One of the most challenging tasks on an admin’s list is the management of projects and tickets. This can be especially overwhelming when you have a larger IT department and a staff working on numerous projects at once. But the management of projects and ticket issues doesn’t just fall on the heads of large companies. Even if you’re a one-person shop consultancy, it can be easy to drown in a quagmire of projects.

Thankfully, there are a lot of tools available to help you with that. If you happen to be a fan of open source (and who isn’t?), those tools are not only readily available, they are free and (generally speaking) easy to set up. I want to walk you through the installation of one such tool: Trac. Trac can be used as a wiki, a project management system, and for tracking bugs in software development. I’ll be demonstrating the installation on a Ubuntu Server 16.04. And so, let’s get to it.


The installation isn’t terribly challenging, but does require a bit of typing. Log into your Ubuntu server and let’s take care of the dependencies.

If your Ubuntu Server platform is without Apache, install it with the command:

sudo apt-get install apache2 -y

Once that completes, install Trac with the command:

sudo apt-get install trac libapache2-mod-wsgi -y

Next, the auth_digest module must be enabled with the command:

sudo a2enmod auth_digest

Now we create the necessary document root for Trac (and give it the correct permissions) with the following commands:

sudo mkdir /var/lib/trac
sudo mkdir -p /var/www/html/trac
sudo chown www-data:www-data /var/www/html/trac

For our next trick, we create a Trac project directory (we’ll call it test) with the command:

sudo trac-admin /var/lib/trac/test initenv test sqlite:db/trac.db

Time to give that new directory the proper permissions.
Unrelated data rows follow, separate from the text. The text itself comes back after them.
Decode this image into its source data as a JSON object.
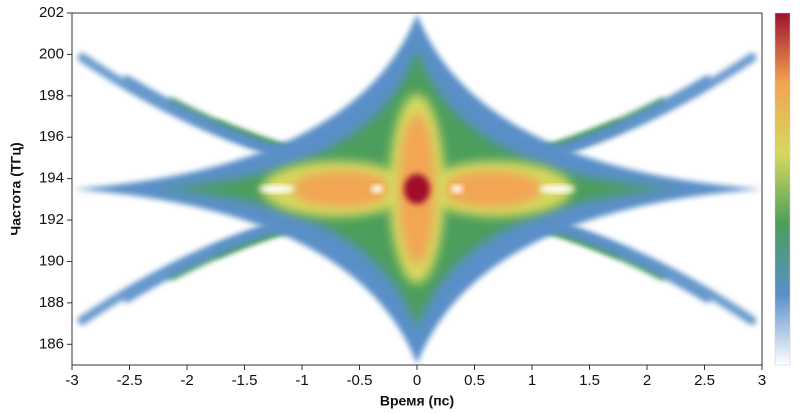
{
  "chart_data": {
    "type": "heatmap",
    "xlabel": "Время (пс)",
    "ylabel": "Частота (ТГц)",
    "xlim": [
      -3,
      3
    ],
    "xticks": [
      -3,
      -2.5,
      -2,
      -1.5,
      -1,
      -0.5,
      0,
      0.5,
      1,
      1.5,
      2,
      2.5,
      3
    ],
    "ylim": [
      185,
      202
    ],
    "yticks": [
      186,
      188,
      190,
      192,
      194,
      196,
      198,
      200,
      202
    ],
    "colorscale": [
      "#ffffff",
      "#5a8fc8",
      "#4c9e5c",
      "#d6d85e",
      "#f2a552",
      "#a0112c"
    ]
  }
}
This is done by issuing the following commands:

sudo trac-admin /var/lib/trac/test deploy /var/www/html/trac/test
sudo chown -R www-data:www-data /var/lib/trac/test
sudo chown -R www-data:www-data /var/www/html/trac/test

Finally, we create both an admin user and a standard user with the commands:

sudo htdigest -c /var/lib/trac/test/.htdigest "test" admin
sudo htdigest /var/lib/trac/test/.htdigest "test" USER

Where USER is the name of the user you prefere.

After both of the above commands, you’ll be prompted to type (and confirm) a password. Remember these passwords.

Configure Apache

Create an Apache .conf file for Trac with the following command:

sudo nano /etc/apache2/sites-available/trac.conf

Add the following content to the new file:

WSGIScriptAlias /trac/test /var/www/html/trac/test/cgi-bin/trac.wsgi

AuthType Digest
AuthName "test"
AuthUserFile /var/lib/trac/test/.htdigest
Require valid-user

Save and close that file.

Enable our new site (and restart Apache) with the following commands:

sudo a2ensite trac
sudo systemctl restart apache2

Accessing Trac

Open a web browser and point it to http://SERVER_IP/trac/test (where SERVER_IP is the IP address of your server). You will be prompted for login credentials. Log in with the user admin and the password you set when you created admin user earlier. You can also login with the non-admin user you created. There is actually no difference between the users (which could be a deal-breaker for some). One thing to note: If you need more users, you’ll create them from the command line (in similar fashion as you did above). For every user you need to add to Trac, issue the command:

sudo htdigest /var/lib/trac/test/.htdigest "test" USER

Where USER is the username. The above command will add the user to the project test. If you need to create more projects, you must go back through the process of creating a new project directory and then add users to it.

Once you’ve successfully authenticated, you’ll be presented with the Trac web interface, were you can begin working (Figure A).

Figure A

You can now go to Preferences and configure your installation of Trac. Once you’ve completed that, you can begin creating new tickets. If you get the (please configure the [header_logo] section in trac.ini) error, you can configure this with the command:

sudo nano /var/lib/trac/test/conf/trac.ini

In that file, you’ll see the section:

alt = (please configure the [header_logo] section in trac.ini)
height = -1
link =
src = site/your_project_logo.png
width = -1

That is where you’ll configure a header logo to suit your company.

SEE: IT project management: 10 ways to stay under budget (free PDF) (TechRepublic)


You now have your Trac system up and running. Although you might find systems with more features (and a more powerful configuration system), Trac is very simple to set up and use. If you’re looking for a basic ticketing system that can serve as a project management tool, Trac just might fit the bill.